The use of qualitative methods, such as participant observation, interviews, focus groups, and periodic reflections, is crucial to contextualizing and interpreting quantitative findings regarding dependencies and nesting while also offering in-depth insight into the range of anticipated and unanticipated factors emerging in real time that shape implementation processes and outcomes [ 37 , 38 , 39 , 40 ]. A variety of qualitative analytic techniques can be brought to bear in multilevel implementation research, including deductive techniques applying theoretical model constructs to support existing conceptualizations to test and validate theory and inductive techniques to generate new concepts, explanations, or theories from study data. Regardless of the approach taken, the key assessment criteria for analysis and interpretation of qualitative data center on ensuring a solid grasp of background issues and theory and a firm grounding in the data collected. Procedures that enhance the rigor and credibility of qualitative findings include investigating rival explanations pertinent to the phenomena of interest, accounting for disconfirming evidence and irregularities, and undertaking triangulation (within and across methods) [ 41 , 42 , 43 ]. The more data sources, the better. Triangulation practices typically entail summarizing analyses of all data sources and conducting side-by-side comparisons designed to corroborate and expand upon findings to create a complete or holistic picture of implementation processes and outcomes at the specified levels of interest [ 42 ].

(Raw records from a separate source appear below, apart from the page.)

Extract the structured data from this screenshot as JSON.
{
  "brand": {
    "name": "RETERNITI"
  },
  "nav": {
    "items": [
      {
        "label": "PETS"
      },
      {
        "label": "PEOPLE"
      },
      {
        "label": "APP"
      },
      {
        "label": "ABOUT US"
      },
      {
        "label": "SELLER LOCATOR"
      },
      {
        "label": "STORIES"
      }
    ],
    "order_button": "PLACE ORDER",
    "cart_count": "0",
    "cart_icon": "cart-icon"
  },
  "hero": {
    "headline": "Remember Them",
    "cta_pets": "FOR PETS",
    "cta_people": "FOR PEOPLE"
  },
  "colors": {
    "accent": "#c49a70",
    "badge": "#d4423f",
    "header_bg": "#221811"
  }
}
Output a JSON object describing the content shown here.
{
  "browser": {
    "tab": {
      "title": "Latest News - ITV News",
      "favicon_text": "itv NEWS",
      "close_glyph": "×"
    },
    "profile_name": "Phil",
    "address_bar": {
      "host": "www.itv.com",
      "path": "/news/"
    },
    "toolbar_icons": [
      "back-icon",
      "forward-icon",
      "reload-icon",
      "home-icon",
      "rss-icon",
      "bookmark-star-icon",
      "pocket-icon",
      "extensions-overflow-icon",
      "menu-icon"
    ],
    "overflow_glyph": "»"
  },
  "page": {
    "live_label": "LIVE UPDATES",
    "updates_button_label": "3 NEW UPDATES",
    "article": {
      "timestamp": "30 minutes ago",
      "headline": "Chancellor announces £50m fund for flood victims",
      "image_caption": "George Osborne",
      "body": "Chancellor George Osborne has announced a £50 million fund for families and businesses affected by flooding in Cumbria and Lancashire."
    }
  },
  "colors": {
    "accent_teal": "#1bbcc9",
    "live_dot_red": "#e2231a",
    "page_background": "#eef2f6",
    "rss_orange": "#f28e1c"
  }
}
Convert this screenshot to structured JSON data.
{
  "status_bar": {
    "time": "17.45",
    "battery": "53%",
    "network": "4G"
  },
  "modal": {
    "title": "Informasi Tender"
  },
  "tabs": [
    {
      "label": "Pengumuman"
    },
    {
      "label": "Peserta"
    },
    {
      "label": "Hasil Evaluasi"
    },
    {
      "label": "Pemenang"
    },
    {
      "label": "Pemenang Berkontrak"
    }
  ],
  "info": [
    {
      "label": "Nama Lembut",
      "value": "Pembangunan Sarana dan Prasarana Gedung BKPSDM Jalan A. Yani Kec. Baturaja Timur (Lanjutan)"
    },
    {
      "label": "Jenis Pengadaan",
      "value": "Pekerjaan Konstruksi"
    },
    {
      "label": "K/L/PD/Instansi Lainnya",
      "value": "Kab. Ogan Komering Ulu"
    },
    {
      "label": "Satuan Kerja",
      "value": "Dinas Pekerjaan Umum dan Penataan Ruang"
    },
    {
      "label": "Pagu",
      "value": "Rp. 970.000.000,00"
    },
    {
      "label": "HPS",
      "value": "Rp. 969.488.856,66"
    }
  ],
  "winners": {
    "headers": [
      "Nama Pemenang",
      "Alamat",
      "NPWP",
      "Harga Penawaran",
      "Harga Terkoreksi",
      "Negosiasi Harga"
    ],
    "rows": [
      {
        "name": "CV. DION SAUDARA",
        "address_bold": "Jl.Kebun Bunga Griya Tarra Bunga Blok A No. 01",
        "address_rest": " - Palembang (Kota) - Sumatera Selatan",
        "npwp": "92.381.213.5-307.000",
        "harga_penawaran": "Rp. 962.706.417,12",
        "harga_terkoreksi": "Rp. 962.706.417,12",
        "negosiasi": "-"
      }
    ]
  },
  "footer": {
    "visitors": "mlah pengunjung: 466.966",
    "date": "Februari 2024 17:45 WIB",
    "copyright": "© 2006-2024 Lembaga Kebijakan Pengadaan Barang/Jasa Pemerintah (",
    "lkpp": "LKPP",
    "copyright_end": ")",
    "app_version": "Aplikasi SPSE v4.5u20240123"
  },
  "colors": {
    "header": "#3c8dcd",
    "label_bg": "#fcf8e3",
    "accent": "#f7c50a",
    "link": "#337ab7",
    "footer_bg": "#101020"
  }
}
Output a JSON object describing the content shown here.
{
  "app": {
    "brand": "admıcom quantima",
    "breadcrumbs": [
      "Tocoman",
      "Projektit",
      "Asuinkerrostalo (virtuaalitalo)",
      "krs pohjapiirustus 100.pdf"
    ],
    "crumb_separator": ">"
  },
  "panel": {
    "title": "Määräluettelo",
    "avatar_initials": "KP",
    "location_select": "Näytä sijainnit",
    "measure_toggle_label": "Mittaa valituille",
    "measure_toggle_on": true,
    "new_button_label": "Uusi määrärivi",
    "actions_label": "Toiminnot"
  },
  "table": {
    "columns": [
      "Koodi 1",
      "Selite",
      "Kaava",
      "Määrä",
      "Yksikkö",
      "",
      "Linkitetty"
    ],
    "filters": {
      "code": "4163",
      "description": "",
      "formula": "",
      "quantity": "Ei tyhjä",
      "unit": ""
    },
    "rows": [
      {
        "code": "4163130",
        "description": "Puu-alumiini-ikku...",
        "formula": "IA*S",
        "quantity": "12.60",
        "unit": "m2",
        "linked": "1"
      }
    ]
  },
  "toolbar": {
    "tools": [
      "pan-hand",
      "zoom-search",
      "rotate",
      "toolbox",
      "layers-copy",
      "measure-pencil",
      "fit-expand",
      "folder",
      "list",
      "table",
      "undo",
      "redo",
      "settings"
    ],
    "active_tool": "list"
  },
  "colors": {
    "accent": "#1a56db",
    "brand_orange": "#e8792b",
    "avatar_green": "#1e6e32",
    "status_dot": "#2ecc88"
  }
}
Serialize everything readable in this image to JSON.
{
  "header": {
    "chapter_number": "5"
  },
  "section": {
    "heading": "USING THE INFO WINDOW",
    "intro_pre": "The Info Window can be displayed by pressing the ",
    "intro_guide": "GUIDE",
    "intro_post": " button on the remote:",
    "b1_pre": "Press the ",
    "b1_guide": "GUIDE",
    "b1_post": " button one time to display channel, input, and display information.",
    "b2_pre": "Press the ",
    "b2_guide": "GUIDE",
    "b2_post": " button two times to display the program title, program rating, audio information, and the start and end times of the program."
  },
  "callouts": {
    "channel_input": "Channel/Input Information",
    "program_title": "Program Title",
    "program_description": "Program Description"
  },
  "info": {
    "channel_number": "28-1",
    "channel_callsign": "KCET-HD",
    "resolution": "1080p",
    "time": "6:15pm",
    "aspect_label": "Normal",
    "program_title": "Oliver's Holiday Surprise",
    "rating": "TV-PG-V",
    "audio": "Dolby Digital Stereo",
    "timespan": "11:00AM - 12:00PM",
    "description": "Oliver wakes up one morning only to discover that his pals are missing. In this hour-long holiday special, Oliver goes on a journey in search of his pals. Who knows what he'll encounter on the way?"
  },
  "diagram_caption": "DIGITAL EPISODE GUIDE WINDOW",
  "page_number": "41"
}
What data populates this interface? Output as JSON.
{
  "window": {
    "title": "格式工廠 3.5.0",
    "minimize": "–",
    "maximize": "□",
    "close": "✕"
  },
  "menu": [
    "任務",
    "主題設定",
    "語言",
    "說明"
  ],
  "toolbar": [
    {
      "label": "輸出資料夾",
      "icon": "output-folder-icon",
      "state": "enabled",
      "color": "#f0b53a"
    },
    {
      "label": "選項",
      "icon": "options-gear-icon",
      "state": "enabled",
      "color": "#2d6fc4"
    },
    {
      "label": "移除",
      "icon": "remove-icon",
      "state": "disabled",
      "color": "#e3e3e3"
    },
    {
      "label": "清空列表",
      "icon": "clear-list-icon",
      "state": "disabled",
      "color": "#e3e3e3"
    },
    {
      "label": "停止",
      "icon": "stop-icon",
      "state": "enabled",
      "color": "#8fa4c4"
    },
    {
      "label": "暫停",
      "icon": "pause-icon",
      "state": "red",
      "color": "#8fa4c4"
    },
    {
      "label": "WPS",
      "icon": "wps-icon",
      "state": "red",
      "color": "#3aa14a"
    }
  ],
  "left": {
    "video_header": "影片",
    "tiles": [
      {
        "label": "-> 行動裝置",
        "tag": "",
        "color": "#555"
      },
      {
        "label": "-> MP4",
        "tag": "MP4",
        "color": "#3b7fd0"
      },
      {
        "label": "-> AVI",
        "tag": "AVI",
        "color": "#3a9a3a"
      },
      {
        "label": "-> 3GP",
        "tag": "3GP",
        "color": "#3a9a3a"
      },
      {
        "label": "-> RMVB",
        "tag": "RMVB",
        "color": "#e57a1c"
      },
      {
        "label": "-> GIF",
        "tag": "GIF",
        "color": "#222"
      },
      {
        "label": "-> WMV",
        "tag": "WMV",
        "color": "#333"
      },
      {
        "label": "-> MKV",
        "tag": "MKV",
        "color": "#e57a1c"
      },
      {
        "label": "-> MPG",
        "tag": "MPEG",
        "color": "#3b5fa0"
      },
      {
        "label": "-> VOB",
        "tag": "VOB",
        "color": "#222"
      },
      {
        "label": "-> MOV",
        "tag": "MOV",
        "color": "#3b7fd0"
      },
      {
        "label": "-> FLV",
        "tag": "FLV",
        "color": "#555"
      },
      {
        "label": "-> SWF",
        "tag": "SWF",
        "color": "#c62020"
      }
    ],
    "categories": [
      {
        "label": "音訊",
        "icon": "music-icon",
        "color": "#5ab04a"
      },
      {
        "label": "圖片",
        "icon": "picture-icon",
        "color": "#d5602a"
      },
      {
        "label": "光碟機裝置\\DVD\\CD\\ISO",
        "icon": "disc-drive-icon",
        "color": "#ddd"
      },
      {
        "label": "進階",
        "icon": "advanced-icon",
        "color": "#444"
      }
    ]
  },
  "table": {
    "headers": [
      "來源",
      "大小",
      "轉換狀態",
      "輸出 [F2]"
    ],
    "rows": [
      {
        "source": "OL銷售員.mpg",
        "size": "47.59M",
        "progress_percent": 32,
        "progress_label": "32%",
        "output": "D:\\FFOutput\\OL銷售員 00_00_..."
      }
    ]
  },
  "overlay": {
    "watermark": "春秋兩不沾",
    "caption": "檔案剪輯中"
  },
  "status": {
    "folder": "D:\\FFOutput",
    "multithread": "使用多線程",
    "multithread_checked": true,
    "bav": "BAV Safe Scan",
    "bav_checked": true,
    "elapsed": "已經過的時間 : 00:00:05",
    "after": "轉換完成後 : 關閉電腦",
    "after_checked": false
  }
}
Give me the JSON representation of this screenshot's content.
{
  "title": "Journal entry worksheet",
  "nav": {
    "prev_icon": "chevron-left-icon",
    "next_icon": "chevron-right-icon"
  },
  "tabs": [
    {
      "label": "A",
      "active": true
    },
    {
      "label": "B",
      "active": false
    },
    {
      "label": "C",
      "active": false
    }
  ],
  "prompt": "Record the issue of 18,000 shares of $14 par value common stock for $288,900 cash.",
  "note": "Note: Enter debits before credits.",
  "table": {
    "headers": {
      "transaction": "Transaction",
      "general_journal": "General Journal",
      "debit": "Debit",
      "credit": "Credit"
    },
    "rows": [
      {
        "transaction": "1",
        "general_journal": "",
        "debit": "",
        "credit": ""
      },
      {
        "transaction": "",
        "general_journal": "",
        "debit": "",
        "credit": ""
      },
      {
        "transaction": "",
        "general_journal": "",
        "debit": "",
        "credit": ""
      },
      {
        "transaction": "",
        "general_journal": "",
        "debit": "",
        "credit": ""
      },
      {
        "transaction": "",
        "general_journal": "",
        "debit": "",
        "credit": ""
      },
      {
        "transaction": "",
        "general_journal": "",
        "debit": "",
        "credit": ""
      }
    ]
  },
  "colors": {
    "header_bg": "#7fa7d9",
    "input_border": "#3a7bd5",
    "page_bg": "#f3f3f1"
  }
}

Whatever analytic strategies are used to address multilevel designs in implementation research, we recommend investigators be transparent and thorough in reporting details of the analytic approach. We offer this general rule: as analytical complexity and decision points in an analysis increase, so should the level of description of the methods either in text or in a supplemental file. We also suggest investigators consider developing and sharing crosswalks that specify research questions and justify the use of data collection tools and their accompanying analytic techniques, defining their multilevel purpose and (anticipated) contributions, including “explicit connections” or “intentional redundancies” among quantitative and qualitative approaches [ 33 ]. Finally, we recommend that investigators make analytic tools (e.g., qualitative interview guides, statistical code) accessible to end users of multilevel research reports. For more information on how to create qualitative, quantitative, and mixed-methods multilevel analysis plans, see Additional File 7 .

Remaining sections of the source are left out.